1. A security system that uses an automated vehicle to patrol a neighborhood, said system comprising:

a host-vehicle configured to patrol a neighborhood without an occupant in the host-vehicle;

a perception-sensor mounted on the host-vehicle, wherein the perception-sensor is configured to detect a situation in a neighborhood;

a controller in communication with the perception-sensor, wherein the controller is configured to determine if the situation is classified as a severe-violation that requires an appearance of law-enforcement to correct the situation, and in response to a determination that the situation is a sever-violation, operate a communication-device to report the situation to a central-office.

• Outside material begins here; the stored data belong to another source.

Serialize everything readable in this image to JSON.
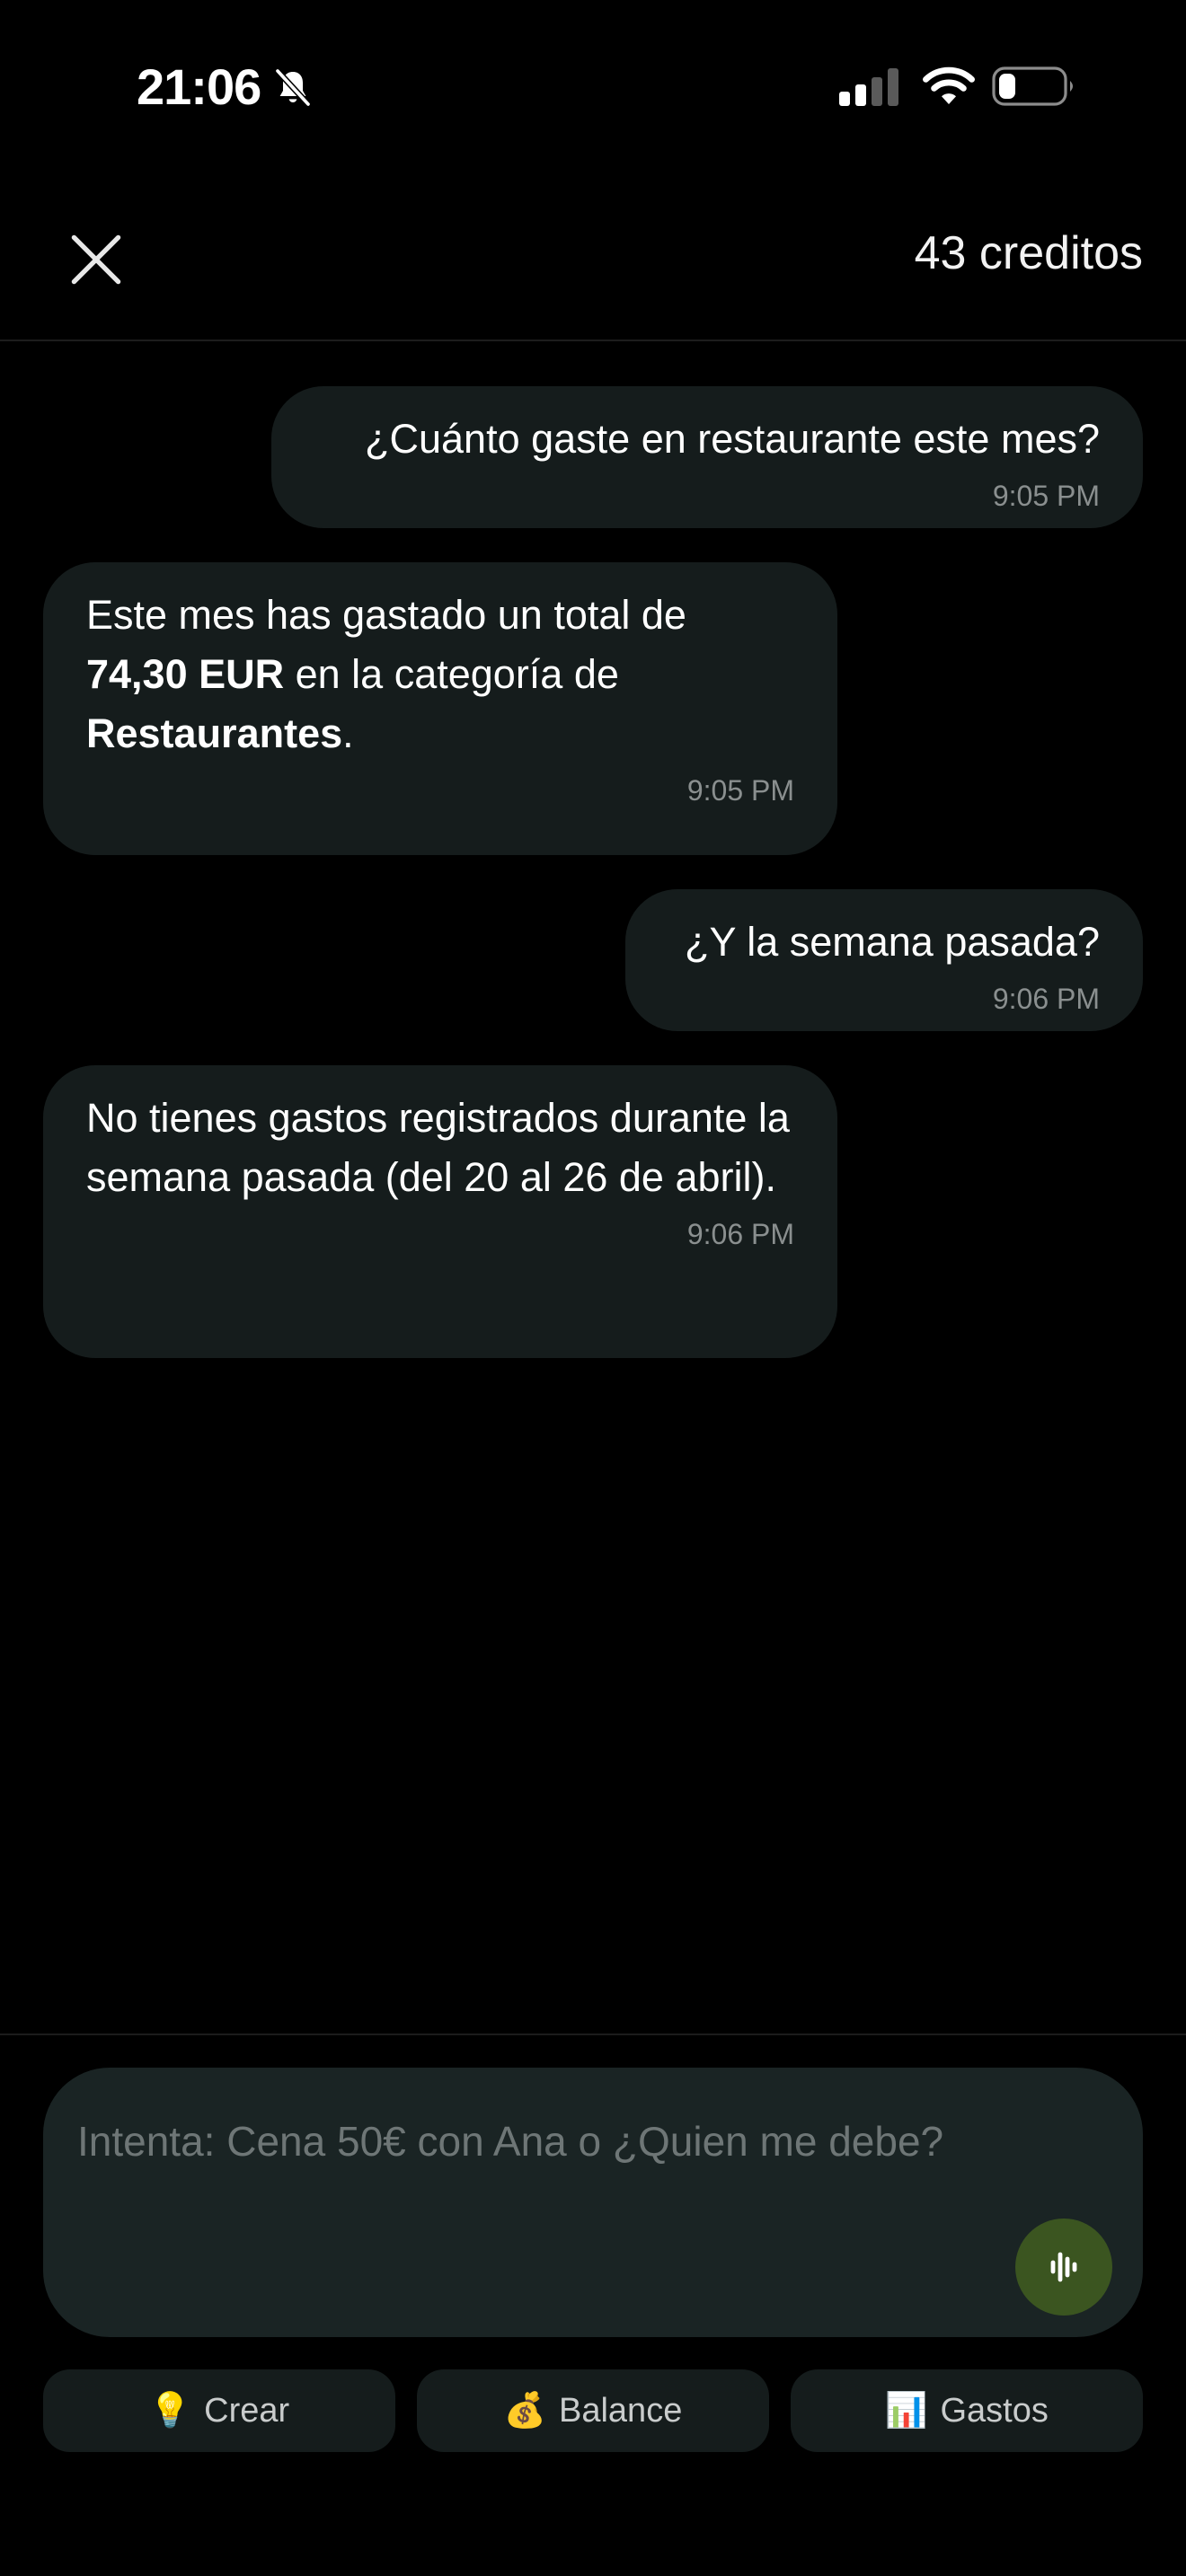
{
  "status_bar": {
    "time": "21:06",
    "icons": [
      "bell-slash-icon",
      "signal-icon",
      "wifi-icon",
      "battery-icon"
    ]
  },
  "header": {
    "close_icon": "close-icon",
    "credits": "43 creditos"
  },
  "messages": [
    {
      "sender": "user",
      "text": "¿Cuánto gaste en restaurante este mes?",
      "time": "9:05 PM"
    },
    {
      "sender": "assistant",
      "parts": {
        "p1": "Este mes has gastado un total de ",
        "amount": "74,30 EUR",
        "p2": " en la categoría de ",
        "category": "Restaurantes",
        "p3": "."
      },
      "time": "9:05 PM"
    },
    {
      "sender": "user",
      "text": "¿Y la semana pasada?",
      "time": "9:06 PM"
    },
    {
      "sender": "assistant",
      "text": "No tienes gastos registrados durante la semana pasada (del 20 al 26 de abril).",
      "time": "9:06 PM"
    }
  ],
  "composer": {
    "placeholder": "Intenta: Cena 50€ con Ana o ¿Quien me debe?",
    "value": "",
    "voice_icon": "voice-wave-icon"
  },
  "quick_actions": [
    {
      "emoji": "💡",
      "label": "Crear",
      "icon": "lightbulb-icon"
    },
    {
      "emoji": "💰",
      "label": "Balance",
      "icon": "money-bag-icon"
    },
    {
      "emoji": "📊",
      "label": "Gastos",
      "icon": "bar-chart-icon"
    }
  ],
  "colors": {
    "background": "#000000",
    "bubble": "#151c1c",
    "composer": "#1a2424",
    "voice_button": "#3b5520",
    "timestamp": "#8a8f8f"
  }
}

2. The security system in accordance with claim 1, wherein the controller is configured to report when the situation is a safety hazard.

3. The security system in accordance with claim 1, wherein the controller is configured to report when the situation is a violation of rules of the neighborhood.

4. The security system in accordance with claim 3, wherein the system includes a communication-device, and the controller is configured to request security-personnel when the situation is classified as a severe-violation.

5. The security system in accordance with claim 3, wherein the rules include a noise-threshold, the perception-sensor is configured to determine a noise-source at a location in the neighborhood, and the controller is configured to report when a noise-level of the noise-source is louder than the noise-threshold.

6. The security system in accordance with claim 3, wherein the rules designate a no-parking-zone, the perception-sensor is configured to determine when an other-vehicle is parked in the no-parking-zone, and the controller is configured to report when the no-parking-zone is occupied.

7. The security system in accordance with claim 3, wherein the rules include an authorized-vehicle-list, the perception-sensor is configured to determine an identity of an other-vehicle, and the controller is configured to report when the identity of the other-vehicle is not on the authorized-vehicle-list.